Jeff hadn’t wanted an old house. He had wanted to build their own place from the very beginning, something modern and airy, but she had convinced him this was the perfect place to raise their children.
Her own ignorance still shamed her. She hadn’t wanted to see how different—and how distant—she and Jeff were becoming over the years.
“Did you gut the whole thing?” Riley asked.
“Close enough. It took about a year of hard work to make it the home we wanted.” And while she had been stripping layer after layer of wallpaper, painting, refinishing old woodwork to create a warm, lovely home for her family, her marriage had been crumbling around her feet without her noticing.
“I can’t imagine how much work you must have had to throw at it.”
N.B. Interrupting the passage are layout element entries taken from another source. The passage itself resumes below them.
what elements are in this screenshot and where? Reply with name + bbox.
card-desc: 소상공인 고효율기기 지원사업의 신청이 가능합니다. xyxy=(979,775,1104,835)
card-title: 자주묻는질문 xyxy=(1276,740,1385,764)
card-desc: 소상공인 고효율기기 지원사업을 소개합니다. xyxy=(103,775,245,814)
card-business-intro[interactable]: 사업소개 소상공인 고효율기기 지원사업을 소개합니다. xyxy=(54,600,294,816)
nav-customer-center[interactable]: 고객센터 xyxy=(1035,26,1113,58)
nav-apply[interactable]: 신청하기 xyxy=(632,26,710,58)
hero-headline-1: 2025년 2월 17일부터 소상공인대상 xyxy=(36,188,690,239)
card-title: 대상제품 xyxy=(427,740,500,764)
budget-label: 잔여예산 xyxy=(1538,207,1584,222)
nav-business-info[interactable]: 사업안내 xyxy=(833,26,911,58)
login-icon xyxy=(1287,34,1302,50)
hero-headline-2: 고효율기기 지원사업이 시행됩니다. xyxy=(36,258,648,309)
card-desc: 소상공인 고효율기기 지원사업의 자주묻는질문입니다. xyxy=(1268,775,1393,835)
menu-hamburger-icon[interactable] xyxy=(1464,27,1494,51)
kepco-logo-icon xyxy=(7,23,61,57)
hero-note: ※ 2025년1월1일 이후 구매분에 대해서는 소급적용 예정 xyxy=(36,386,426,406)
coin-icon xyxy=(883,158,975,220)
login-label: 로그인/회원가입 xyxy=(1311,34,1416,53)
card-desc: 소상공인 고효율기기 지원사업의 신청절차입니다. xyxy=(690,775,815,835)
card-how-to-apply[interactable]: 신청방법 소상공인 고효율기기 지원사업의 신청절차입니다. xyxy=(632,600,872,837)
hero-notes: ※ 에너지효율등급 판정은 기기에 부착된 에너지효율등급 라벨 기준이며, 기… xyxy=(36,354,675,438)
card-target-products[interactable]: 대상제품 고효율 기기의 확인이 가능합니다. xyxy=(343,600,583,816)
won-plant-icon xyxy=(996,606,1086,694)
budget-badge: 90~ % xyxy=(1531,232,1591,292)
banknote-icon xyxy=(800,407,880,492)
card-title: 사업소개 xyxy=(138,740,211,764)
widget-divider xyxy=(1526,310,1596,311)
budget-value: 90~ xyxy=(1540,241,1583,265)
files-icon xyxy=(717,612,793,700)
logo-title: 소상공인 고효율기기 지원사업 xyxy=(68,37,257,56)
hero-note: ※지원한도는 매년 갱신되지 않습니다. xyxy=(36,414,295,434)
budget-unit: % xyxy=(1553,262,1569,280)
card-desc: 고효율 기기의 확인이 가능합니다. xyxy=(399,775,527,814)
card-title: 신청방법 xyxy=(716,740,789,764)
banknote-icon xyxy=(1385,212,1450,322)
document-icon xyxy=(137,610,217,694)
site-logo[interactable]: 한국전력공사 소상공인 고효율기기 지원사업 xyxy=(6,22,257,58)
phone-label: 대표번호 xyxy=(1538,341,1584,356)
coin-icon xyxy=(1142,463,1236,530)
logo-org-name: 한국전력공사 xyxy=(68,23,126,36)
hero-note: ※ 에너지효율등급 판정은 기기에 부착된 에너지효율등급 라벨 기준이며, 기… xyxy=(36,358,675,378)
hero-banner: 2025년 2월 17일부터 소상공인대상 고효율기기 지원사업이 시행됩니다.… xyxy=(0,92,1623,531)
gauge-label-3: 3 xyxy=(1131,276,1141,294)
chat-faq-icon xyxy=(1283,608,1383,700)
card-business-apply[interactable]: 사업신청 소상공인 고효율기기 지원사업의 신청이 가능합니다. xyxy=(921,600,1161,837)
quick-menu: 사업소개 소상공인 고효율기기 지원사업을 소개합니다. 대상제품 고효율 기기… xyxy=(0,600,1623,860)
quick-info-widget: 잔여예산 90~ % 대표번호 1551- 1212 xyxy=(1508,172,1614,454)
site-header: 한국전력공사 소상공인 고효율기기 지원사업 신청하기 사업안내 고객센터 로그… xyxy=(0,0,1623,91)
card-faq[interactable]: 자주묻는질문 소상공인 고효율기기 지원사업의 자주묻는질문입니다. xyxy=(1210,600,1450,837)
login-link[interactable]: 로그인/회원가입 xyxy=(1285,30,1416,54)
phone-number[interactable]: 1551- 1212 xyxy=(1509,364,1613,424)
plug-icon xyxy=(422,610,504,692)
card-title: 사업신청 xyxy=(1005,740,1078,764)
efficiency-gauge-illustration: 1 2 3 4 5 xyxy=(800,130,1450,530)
“Yes, but just like I tell my kids when they’re complaining about their homework or having to clean up after Chester, we value the things for which we have to work the hardest.”
“True enough.”
She took a small bite of her sandwich, thinking how much better it would have tasted if she could have made her famous five-spice mayonnaise, but she hadn’t been able to reach into the cupboard for the ingredients.
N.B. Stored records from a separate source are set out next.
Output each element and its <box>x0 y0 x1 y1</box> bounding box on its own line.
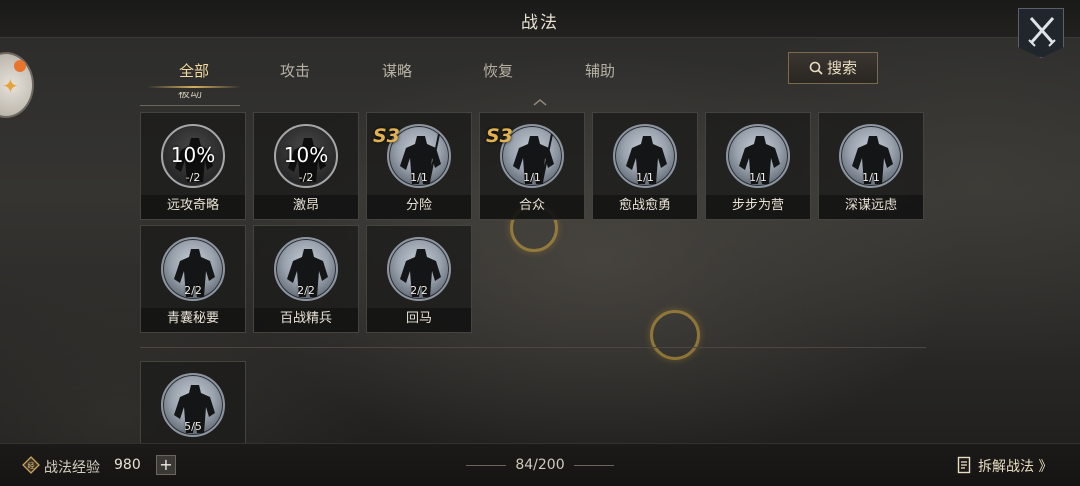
skill-name: 步步为营 <box>706 195 810 219</box>
skill-name: 远攻奇略 <box>141 195 245 219</box>
skill-count-total: 84/200 <box>515 457 565 473</box>
progress-percent: 10% <box>170 143 216 167</box>
skill-card[interactable]: 5/5 <box>140 361 246 444</box>
skill-count: 1/1 <box>410 171 428 184</box>
section-header-passive: 被动 <box>140 92 240 106</box>
dismantle-label: 拆解战法 》 <box>978 459 1053 475</box>
section-divider <box>140 347 926 348</box>
skill-count: 2/2 <box>184 284 202 297</box>
skill-card[interactable]: 1/1 愈战愈勇 <box>592 112 698 220</box>
tab-strategy[interactable]: 谋略 <box>348 56 446 88</box>
tab-all[interactable]: 全部 <box>145 56 243 88</box>
skill-name: 激昂 <box>254 195 358 219</box>
tab-recovery[interactable]: 恢复 <box>449 56 547 88</box>
skill-name: 青囊秘要 <box>141 308 245 332</box>
page-title: 战法 <box>521 13 559 33</box>
tab-attack[interactable]: 攻击 <box>246 56 344 88</box>
scroll-up-icon <box>533 99 547 106</box>
skill-count: 1/1 <box>862 171 880 184</box>
season-tag: S3 <box>373 125 400 147</box>
skill-card[interactable]: S3 1/1 分险 <box>366 112 472 220</box>
skill-count: 1/1 <box>523 171 541 184</box>
skill-card[interactable]: 2/2 青囊秘要 <box>140 225 246 333</box>
notification-dot <box>14 60 26 72</box>
progress-percent: 10% <box>283 143 329 167</box>
category-tabs: 全部 攻击 谋略 恢复 辅助 <box>145 56 675 88</box>
skill-name: 分险 <box>367 195 471 219</box>
search-icon <box>809 61 823 75</box>
close-button[interactable] <box>1018 8 1064 58</box>
search-label: 搜索 <box>826 59 857 77</box>
skill-name: 百战精兵 <box>254 308 358 332</box>
skill-name: 合众 <box>480 195 584 219</box>
search-button[interactable]: 搜索 <box>788 52 878 84</box>
skill-count: 1/1 <box>749 171 767 184</box>
skill-name: 愈战愈勇 <box>593 195 697 219</box>
divider-line <box>574 465 614 466</box>
skill-card[interactable]: 2/2 回马 <box>366 225 472 333</box>
season-tag: S3 <box>486 125 513 147</box>
skill-card[interactable]: S3 1/1 合众 <box>479 112 585 220</box>
skill-count: -/2 <box>185 171 201 184</box>
skill-count: 1/1 <box>636 171 654 184</box>
tab-support[interactable]: 辅助 <box>551 56 649 88</box>
crossed-swords-close-icon <box>1028 17 1056 47</box>
skill-card[interactable]: 2/2 百战精兵 <box>253 225 359 333</box>
skill-card[interactable]: 1/1 步步为营 <box>705 112 811 220</box>
bottom-bar: 经 战法经验 980 + 84/200 拆解战法 》 <box>0 443 1080 486</box>
skill-card[interactable]: 10% -/2 远攻奇略 <box>140 112 246 220</box>
side-menu-avatar[interactable]: ✦ <box>0 52 34 118</box>
skill-card[interactable]: 10% -/2 激昂 <box>253 112 359 220</box>
skill-card[interactable]: 1/1 深谋远虑 <box>818 112 924 220</box>
skill-count: -/2 <box>298 171 314 184</box>
skill-count: 2/2 <box>410 284 428 297</box>
skill-count: 5/5 <box>184 420 202 433</box>
ember-glow <box>650 310 700 360</box>
dismantle-skills-button[interactable]: 拆解战法 》 <box>957 456 1052 476</box>
skill-count: 2/2 <box>297 284 315 297</box>
skill-grid[interactable]: 被动 10% -/2 远攻奇略 10% -/2 激昂 S3 1/1 分险 S3 <box>140 92 940 444</box>
skill-name: 深谋远虑 <box>819 195 923 219</box>
skill-name: 回马 <box>367 308 471 332</box>
document-list-icon <box>957 456 971 474</box>
star-icon: ✦ <box>2 74 19 98</box>
top-bar: 战法 <box>0 0 1080 38</box>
“Do you find the place too much to keep up since the divorce?”
“Ask me that in the fall when I’m trying to harvest the garden—assuming I can even put in a garden this year—and rake the leaves and prep the house for winter.”
“So is that a yes?”
“My mother pushed me to sell after…well, after Jeff moved out, but I couldn’t bear to lose it after we’d worked so hard on the renovations. I didn’t want to lose everything, you know?”